Meister kreiert den Mikrokosmos einer armen, abgeschieden lebenden hessischen Dorfgemeinschaft (gedreht wurde an Originalschauplätzen in Bad Homburg und der Region Frankfurt). Die Exzentrik und Schrulligkeit der Bewohner*innen und vor allem der makabre Witz, den sie – als Überlebensmuster – an den Tag legen, erinnern bisweilen an Marcus H. Rosenmüllers „Wer früher stirbt, ist länger tot“. Hier wie dort lassen sich Elemente der urigen Provinzkomödie, des Heimatwesterns und der volkstümlich-traditionellen Folklore ablesen. Doch „Bärenjagen“ ist nicht nur deutlich melancholischer und düsterer als Rosenmüllers Kinoerfolg, sondern vor allem auch politischer.
Florian Mag / Port au Prince Pictures GmbH
In „Bärenjagen“ tischt die Regierung den Bürger*innen Märchen auf, um sie zu besänftigen. Eine Jagd, die die Menschen von ihrem eigenen Dilemma ablenkt und die Hoffnung auf bessere Zeiten (die 5.000 Gulden Kopfgeld) nährt? 1834 scheinbar die perfekte „Fake News“ zur rechten Zeit. Schließlich befürchtet die herrschende Elite nichts mehr als die – wie es der Major an einer Stelle sagt – „handfeste Revolution des bürgerlichen Gesindels“. Eine der Figuren bringt die eigene Notlage treffend auf den Punkt: „Es geht hier alles den Bach runter.“ Dies alles sind kluge Entsprechungen und Verweise auf zeitgemäße Fragestellungen, Themen und Probleme im Jahr 2026.

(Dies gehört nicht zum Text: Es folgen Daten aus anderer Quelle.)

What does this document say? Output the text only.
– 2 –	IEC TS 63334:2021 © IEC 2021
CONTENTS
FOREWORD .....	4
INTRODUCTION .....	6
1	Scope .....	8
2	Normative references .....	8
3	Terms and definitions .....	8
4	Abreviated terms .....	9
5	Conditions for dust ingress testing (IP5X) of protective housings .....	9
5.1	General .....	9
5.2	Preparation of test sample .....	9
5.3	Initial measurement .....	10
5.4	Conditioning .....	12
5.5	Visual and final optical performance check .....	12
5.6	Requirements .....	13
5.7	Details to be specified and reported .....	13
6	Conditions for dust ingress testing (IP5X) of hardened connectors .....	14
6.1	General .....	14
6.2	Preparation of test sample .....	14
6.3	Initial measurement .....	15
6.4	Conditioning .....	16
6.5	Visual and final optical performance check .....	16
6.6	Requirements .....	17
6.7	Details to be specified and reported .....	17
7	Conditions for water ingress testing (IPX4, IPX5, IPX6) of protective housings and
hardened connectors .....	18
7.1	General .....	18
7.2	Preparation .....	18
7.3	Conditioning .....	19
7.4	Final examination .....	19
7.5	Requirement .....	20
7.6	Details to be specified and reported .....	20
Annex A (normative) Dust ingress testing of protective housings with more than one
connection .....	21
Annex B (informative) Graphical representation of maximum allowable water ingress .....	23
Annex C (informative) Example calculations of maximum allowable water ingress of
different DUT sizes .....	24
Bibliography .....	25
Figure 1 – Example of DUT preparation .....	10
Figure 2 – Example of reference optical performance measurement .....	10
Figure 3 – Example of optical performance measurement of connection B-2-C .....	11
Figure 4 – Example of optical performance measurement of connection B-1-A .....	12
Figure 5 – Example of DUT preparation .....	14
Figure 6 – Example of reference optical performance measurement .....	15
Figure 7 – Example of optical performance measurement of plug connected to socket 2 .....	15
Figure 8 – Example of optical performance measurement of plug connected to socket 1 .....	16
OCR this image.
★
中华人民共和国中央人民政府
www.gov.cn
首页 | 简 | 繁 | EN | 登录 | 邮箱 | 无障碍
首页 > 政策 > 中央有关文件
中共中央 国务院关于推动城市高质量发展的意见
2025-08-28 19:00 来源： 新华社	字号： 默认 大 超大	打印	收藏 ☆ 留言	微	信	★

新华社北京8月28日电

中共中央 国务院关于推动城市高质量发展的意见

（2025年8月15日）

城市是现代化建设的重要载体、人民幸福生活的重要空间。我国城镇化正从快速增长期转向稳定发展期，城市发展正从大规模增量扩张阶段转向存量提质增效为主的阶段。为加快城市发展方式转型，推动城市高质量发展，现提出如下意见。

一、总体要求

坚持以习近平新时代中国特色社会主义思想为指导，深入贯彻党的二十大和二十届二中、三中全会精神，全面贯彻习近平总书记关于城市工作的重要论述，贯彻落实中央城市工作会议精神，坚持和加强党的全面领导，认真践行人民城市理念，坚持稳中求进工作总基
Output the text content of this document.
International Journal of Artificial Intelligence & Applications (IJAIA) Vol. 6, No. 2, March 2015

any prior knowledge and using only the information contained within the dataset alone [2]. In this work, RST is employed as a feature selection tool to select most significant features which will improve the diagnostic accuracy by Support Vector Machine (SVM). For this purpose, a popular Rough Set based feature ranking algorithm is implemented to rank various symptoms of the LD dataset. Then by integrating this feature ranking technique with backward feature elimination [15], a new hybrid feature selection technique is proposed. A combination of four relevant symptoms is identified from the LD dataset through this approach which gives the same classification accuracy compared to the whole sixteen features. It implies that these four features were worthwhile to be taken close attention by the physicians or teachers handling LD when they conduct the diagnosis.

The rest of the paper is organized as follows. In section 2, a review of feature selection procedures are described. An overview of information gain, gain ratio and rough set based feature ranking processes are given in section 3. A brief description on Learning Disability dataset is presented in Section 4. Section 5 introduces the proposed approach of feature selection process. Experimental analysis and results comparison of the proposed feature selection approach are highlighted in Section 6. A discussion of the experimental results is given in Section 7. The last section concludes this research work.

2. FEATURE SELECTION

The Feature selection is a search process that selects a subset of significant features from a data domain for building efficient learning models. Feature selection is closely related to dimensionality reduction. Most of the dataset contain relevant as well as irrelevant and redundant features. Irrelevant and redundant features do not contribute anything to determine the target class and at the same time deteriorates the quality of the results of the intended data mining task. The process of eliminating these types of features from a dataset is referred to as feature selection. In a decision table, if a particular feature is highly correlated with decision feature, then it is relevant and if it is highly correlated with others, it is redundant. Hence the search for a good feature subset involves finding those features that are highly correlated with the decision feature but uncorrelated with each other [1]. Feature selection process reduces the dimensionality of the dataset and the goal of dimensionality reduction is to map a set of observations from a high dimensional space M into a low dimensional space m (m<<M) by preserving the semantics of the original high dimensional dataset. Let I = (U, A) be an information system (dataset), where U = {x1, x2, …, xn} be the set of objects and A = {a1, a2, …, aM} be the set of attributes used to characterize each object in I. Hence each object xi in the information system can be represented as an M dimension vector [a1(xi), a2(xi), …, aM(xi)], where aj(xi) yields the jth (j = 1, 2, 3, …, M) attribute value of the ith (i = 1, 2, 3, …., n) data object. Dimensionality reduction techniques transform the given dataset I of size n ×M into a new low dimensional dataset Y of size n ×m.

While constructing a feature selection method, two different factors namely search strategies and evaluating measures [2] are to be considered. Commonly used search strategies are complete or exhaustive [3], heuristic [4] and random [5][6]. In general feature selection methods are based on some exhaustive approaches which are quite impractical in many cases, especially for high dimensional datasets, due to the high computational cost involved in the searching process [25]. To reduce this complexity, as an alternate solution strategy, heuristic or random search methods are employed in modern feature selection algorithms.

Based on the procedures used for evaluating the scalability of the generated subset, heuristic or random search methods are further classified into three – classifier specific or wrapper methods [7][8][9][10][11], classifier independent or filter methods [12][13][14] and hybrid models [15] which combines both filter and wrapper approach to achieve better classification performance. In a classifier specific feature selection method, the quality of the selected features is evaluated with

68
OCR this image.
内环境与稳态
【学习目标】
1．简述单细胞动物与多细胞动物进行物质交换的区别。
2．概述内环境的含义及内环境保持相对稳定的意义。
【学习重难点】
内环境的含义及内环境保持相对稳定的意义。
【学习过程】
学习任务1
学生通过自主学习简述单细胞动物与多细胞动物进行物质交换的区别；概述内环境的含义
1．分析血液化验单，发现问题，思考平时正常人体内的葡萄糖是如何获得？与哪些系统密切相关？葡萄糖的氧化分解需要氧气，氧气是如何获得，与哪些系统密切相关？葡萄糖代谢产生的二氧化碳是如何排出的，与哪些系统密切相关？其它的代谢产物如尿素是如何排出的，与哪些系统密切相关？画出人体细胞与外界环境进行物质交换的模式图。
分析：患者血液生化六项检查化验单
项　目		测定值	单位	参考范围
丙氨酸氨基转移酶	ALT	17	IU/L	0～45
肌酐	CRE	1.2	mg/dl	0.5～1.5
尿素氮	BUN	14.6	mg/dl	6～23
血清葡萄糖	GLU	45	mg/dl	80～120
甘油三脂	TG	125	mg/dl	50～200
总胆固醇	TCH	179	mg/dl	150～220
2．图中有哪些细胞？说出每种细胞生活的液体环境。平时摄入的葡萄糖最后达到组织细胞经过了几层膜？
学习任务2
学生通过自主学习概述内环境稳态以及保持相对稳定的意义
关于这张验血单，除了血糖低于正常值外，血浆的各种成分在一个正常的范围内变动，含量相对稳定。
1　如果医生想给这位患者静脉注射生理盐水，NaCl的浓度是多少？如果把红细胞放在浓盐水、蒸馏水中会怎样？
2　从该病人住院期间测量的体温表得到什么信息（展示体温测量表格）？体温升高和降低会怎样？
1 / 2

Es geht um Manipulation, Leichtgläubigkeit, Egoismus, die Lenkung der Massen und die Frage, zu welchen Taten Menschen in ihrer Not bereit sind. Politischer kann ein (Anti-)Heimatfilm kaum sein! Meister verpackt seine Seitenhiebe auf das Establishment und die Ohnmacht der Politik auf kluge Weise mit Mitteln der makabren Komödie. In Phasen der Tragik und Ausweglosigkeit das Lachen nicht zu verlernen, ist eine hohe Kunst. Eine Kunst, die „Bärenjagen“ beherrscht. Der Film entlockt einem selbst in den tristesten, schwärzesten Momenten ein Lächeln – oder zumindest ein Grinsen. Dafür sorgen der trocken-zynische Galgenhumor und die gepfefferten OnelLiner.
Auch der spielstarke Cast trägt seinen Teil bei. Schön zudem: Der mehrstimmige Gesang und die verträumten Klänge der Essener Folk-Band Düsseldorf Düsterboys, die den Film akustisch stimmungsvoll untermalen. Der einzige echte Kritikpunkt ist, dass „Bärenjagen“ im Mittelteil etwas unentschlossen wirkt und es zu unnötigen inhaltlichen Abschweifungen kommt, die die Handlung in die Länge ziehen und künstlich aufblähen. Dafür entschädigt das herrlich abgedrehte, fast ins Groteske abdriftende Finale, in dem sich die Ereignisse überschlagen. Im Angesicht des Todes verlieren alle Beteiligten ihre letzten Hemmungen und bringen in einem aberwitzigen Finalkampf die ganze Tragikomik der Geschehnisse in wenigen Sekunden nochmals auf den Punkt.
Fazit: Von wegen Heimatidyll – „Bärenjagen“ ist eine bitterböse, anspielungsreiche und durch und durch gesellschaftskritische Mixtur aus Historienfilm, Provinzposse und Westernabenteuer. Der Film legt den Finger tief in die Wunde und dekonstruiert den Mythos von der dörflichen heilen Welt als ein Ort der Verdrängung, Unfreiheit und Bigotterie. Aber: Er setzt ein Mindestmaß an Geschichtsbewusstsein und ein Faible für satirische Parabeln voraus.